3. Research Methodology

Approach

Usage & Environment

Environment: Ollama, SGLang (ref)
Tools: Ollama, Langchain, n8n (prebuilt SDK available)

Tested Model Variants

DeepSeek-V3 (General-purpose)
DeepSeek-R1 (Reasoning tasks)
DeepSeek-VL2 (Image+Text)
Janus (Multi-modal)
DeepSeek-Coder (Code-focused)

Evaluation Metrics

Total duration
Load duration
Prompt evaluation (count, duration, rate)
Overall evaluation (count, duration, rate)

Hardware Sizing Reference

Usage: 8hrs per day, on demand:

Usage for research, application oriented.
For training model, usage when monthly rent.
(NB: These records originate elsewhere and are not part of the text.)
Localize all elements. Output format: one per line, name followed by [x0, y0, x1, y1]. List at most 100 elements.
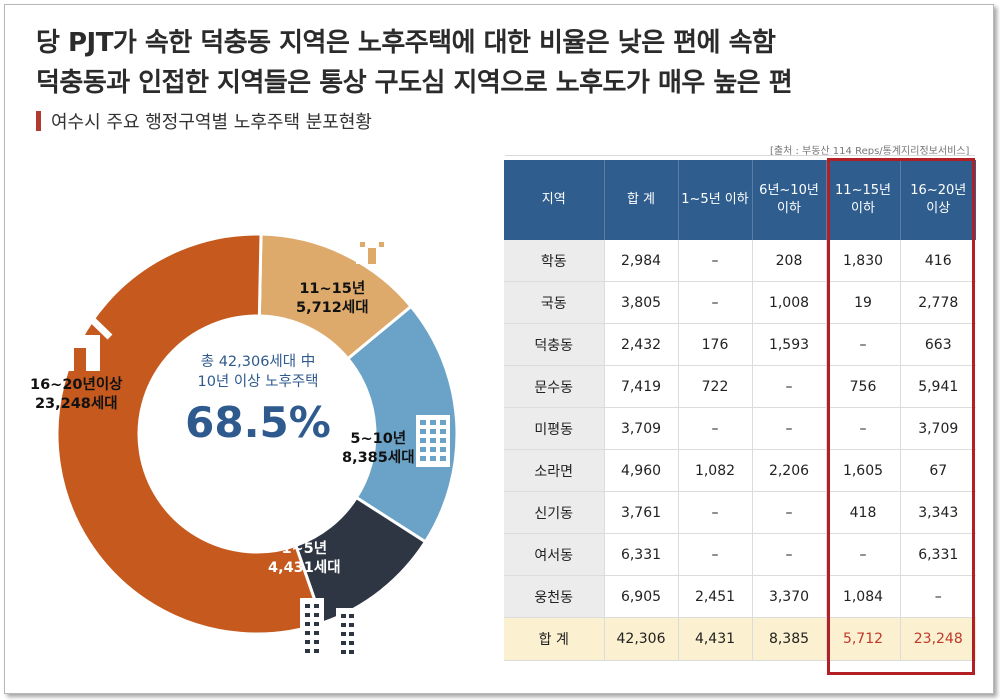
row-region-name: 미평동	[504, 407, 605, 450]
table-cell: –	[678, 533, 753, 576]
center-percent: 68.5%	[185, 398, 331, 447]
slice-label-11-15: 11~15년	[299, 281, 366, 297]
table-cell: 2,984	[604, 240, 679, 282]
col-header-1-5: 1~5년 이하	[678, 160, 753, 240]
row-region-name: 학동	[504, 240, 605, 282]
slice-label-5-10: 5~10년	[350, 431, 407, 447]
table-cell: 1,593	[752, 323, 827, 366]
table-cell: 2,432	[604, 323, 679, 366]
table-row: 미평동 3,709– – –3,709	[504, 407, 976, 450]
table-row: 웅천동 6,905 2,451 3,370 1,084–	[504, 575, 976, 618]
total-cell: 8,385	[752, 617, 827, 661]
old-house-icon	[352, 205, 392, 264]
table-cell: –	[826, 323, 901, 366]
total-cell: 42,306	[604, 617, 679, 661]
table-cell: 418	[826, 491, 901, 534]
table-cell: 6,331	[604, 533, 679, 576]
row-region-name: 여서동	[504, 533, 605, 576]
subtitle-accent-bar	[36, 111, 41, 131]
total-cell: 4,431	[678, 617, 753, 661]
table-cell: 6,331	[900, 533, 976, 576]
table-cell: 3,370	[752, 575, 827, 618]
donut-label-11-15: 11~15년 5,712세대	[296, 280, 369, 318]
table-body: 학동 2,984–208 1,830 416 국동 3,805–1,008 19 2,778 덕…	[504, 240, 976, 661]
table-cell: –	[826, 407, 901, 450]
table-cell: 6,905	[604, 575, 679, 618]
house-icon	[47, 304, 113, 371]
table-header-row: 지역 합 계 1~5년 이하 6년~10년 이하 11~15년 이하 16~20년 이상	[504, 160, 976, 240]
table-cell: 3,805	[604, 281, 679, 324]
donut-label-16-20: 16~20년이상 23,248세대	[30, 376, 123, 414]
center-total-households: 총 42,306세대 中	[200, 354, 316, 370]
table-row: 신기동 3,761– –418 3,343	[504, 491, 976, 534]
city-buildings-icon	[300, 598, 374, 664]
table-cell: 2,206	[752, 449, 827, 492]
col-header-6-10: 6년~10년 이하	[752, 160, 827, 240]
table-row: 여서동 6,331– – –6,331	[504, 533, 976, 576]
table-row: 소라면 4,960 1,082 2,206 1,605 67	[504, 449, 976, 492]
donut-slice-16-20	[55, 232, 325, 636]
source-divider	[505, 155, 975, 156]
table-cell: –	[752, 491, 827, 534]
table-row: 학동 2,984–208 1,830 416	[504, 240, 976, 282]
table-cell: 5,941	[900, 365, 976, 408]
row-region-name: 국동	[504, 281, 605, 324]
table-cell: –	[678, 240, 753, 282]
table-total-row: 합 계 42,306 4,431 8,385 5,712 23,248	[504, 617, 976, 661]
table-cell: 3,343	[900, 491, 976, 534]
table-cell: 208	[752, 240, 827, 282]
donut-label-1-5: 1~5년 4,431세대	[268, 540, 341, 578]
col-header-total: 합 계	[604, 160, 679, 240]
table-cell: 3,761	[604, 491, 679, 534]
donut-center-summary: 총 42,306세대 中 10년 이상 노후주택 68.5%	[178, 352, 338, 450]
table-cell: 722	[678, 365, 753, 408]
table-row: 문수동 7,419 722–756 5,941	[504, 365, 976, 408]
slice-value-11-15: 5,712세대	[296, 300, 369, 316]
table-cell: 1,082	[678, 449, 753, 492]
total-cell: 23,248	[900, 617, 976, 661]
row-region-name: 웅천동	[504, 575, 605, 618]
table-cell: 7,419	[604, 365, 679, 408]
col-header-region: 지역	[504, 160, 605, 240]
table-cell: 663	[900, 323, 976, 366]
table-cell: 756	[826, 365, 901, 408]
table-cell: –	[752, 407, 827, 450]
row-region-name: 문수동	[504, 365, 605, 408]
table-cell: 2,778	[900, 281, 976, 324]
donut-slice-5-10	[345, 304, 459, 544]
apartment-building-icon	[416, 415, 450, 467]
subtitle-text: 여수시 주요 행정구역별 노후주택 분포현황	[51, 112, 372, 133]
slice-label-16-20: 16~20년이상	[30, 377, 123, 393]
table-cell: 416	[900, 240, 976, 282]
total-label: 합 계	[504, 617, 605, 661]
table-cell: –	[678, 281, 753, 324]
table-cell: –	[826, 533, 901, 576]
slice-value-16-20: 23,248세대	[34, 396, 118, 412]
center-old-housing-label: 10년 이상 노후주택	[197, 374, 319, 390]
table-cell: 67	[900, 449, 976, 492]
row-region-name: 신기동	[504, 491, 605, 534]
source-note: [출처 : 부동산 114 Reps/통계지리정보서비스]	[770, 146, 970, 157]
slice-label-1-5: 1~5년	[281, 541, 328, 557]
table-cell: 3,709	[900, 407, 976, 450]
section-subtitle: 여수시 주요 행정구역별 노후주택 분포현황	[36, 108, 372, 134]
headline-line-1: 당 PJT가 속한 덕충동 지역은 노후주택에 대한 비율은 낮은 편에 속함	[36, 28, 776, 58]
row-region-name: 소라면	[504, 449, 605, 492]
donut-chart: 16~20년이상 23,248세대 11~15년 5,712세대 5~10년 8…	[0, 130, 500, 690]
table-cell: 19	[826, 281, 901, 324]
headline-line-2: 덕충동과 인접한 지역들은 통상 구도심 지역으로 노후도가 매우 높은 편	[36, 68, 793, 98]
table-cell: 4,960	[604, 449, 679, 492]
total-cell: 5,712	[826, 617, 901, 661]
table-cell: 176	[678, 323, 753, 366]
row-region-name: 덕충동	[504, 323, 605, 366]
table-row: 덕충동 2,432 176 1,593–663	[504, 323, 976, 366]
table-cell: 1,830	[826, 240, 901, 282]
table-cell: 2,451	[678, 575, 753, 618]
donut-label-5-10: 5~10년 8,385세대	[342, 430, 415, 468]
donut-chart-svg	[47, 205, 459, 664]
slice-value-1-5: 4,431세대	[268, 560, 341, 576]
table-cell: 3,709	[604, 407, 679, 450]
table-cell: –	[900, 575, 976, 618]
slice-value-5-10: 8,385세대	[342, 450, 415, 466]
table-cell: 1,008	[752, 281, 827, 324]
Model Parameters (Billions)	Params (B)	VRAM (GB)	Recommended GPU	CPU Recommendation	RAM (GB)	Price
700B	671	1342	16x NVIDIA A100 80GB	AMD EPYC 9654 / Intel Xeon Platinum 8490H	2048+	2500$
14B	14	6.5	RTX 3080 10GB	Ryzen 9 7900X / i9-13900K	64+	N/A
32B	32	14.9	1 x A6000	Threadripper 7980X / Xeon W9-3495X	128+	N/A
70B	70	32.7	1 x H100	EPYC 9654 / Xeon Platinum 8490H	256+	1200$

4. Analysis and Findings

Benchmark Environment

Configs Used

Dual RTX 5070Ti: 32GB VRAM, 64GB RAM, i5-14600KF (~$0.5/hr)
H100 NVL (single): 94GB VRAM, 100GB RAM, EPYC 9354 (~$2.5/hr)
Dual H100 NVL (~$5/hr)

Model Benchmarks

llama3.1 (70B): General-purpose
DeepSeek-R1 (32B, 70B): For reasoning, solution generation
DeepSeek-Coder (33B): For code explanation/suggestions
DeepSeek-LLM (67B): General-purpose

Observations

RTX 5070Ti can handle up to 32B models with tuning; ideal for narrow-scope agents (e.g., coding assistants).
For 70B models, 5070Ti setup is slow (up to 4 mins response).
H100 NVL is optimal for real-time inference with 70B+ models.
Larger models (700B) are currently impractical for cost and infra reasons.

Model Comparison Insights

1x A6000 is sufficient for 32B models with proper prompt tuning.
1x H100 can support 70B models for testing/research.
Models with vision capabilities require pre-processing: PDF → Text → Embedding → Vector DB → Retriever → LLM.
Multi-model workflows (e.g., classification + reasoning) improve accuracy and performance:
```
User → Model 1 (classifier/tuner) → Model 2 (responder) → Output
```

5. Use Case Applicability

Suitable Use Cases

Domain-specific AI agents (e.g., code generation, Q&A bots)
Parallel model inference to boost reliability
On-prem inference for sensitive data handling
Coding support agents

Limitations

GPU-dependent
Lacks native image/PDF input unless extended with external modules
Large model cost constraints

Integration Feasibility

High if using LangChain/n8n SDKs
Moderate effort for on-prem setup (requires infrastructure and monitoring)

6. Cost-Benefit Analysis

Implementation Costs

GPU rental via Vast.ai for prototyping (~$0.5 to $4/hr)
Setup and tuning time
DevOps and monitoring for production use

ROI & Savings

Local inference = no token cost (vs. OpenAI)
Smaller tuned models yield significant savings
Modular flows reduce infrastructure duplication

Risks

Over-investing in large models without maximizing smaller ones
Long response times = poor UX
Lack of model support for some input types (e.g., images)

7. Recommendations

Adoption Plan

Build and tune agents first
Start with 1x H100 or A6000
Adopt flow-based architecture:
Use multiple models for task specialization
Consider unsupervised learning and prompt chaining

Training & Support

Document setup and tuning best practices
Evaluate in-house vs. external support

Further Research

Model tuning for cost-efficiency
Explore hybrid models (reasoning + coding)
Improve model interaction reliability

8. Conclusion

Summary

DeepSeek offers strong performance when deployed with appropriate infrastructure.
Smaller models (14B–32B) provide good results with tuning.
700B+ models are not cost-effective currently - can not use all the powers yet.

Final Recommendation

Use 1x A6000 or H100 for research and mid-sized deployments.
Optimize agent design and build modular flows.
Focus on maximizing potential of 32B models before scaling up.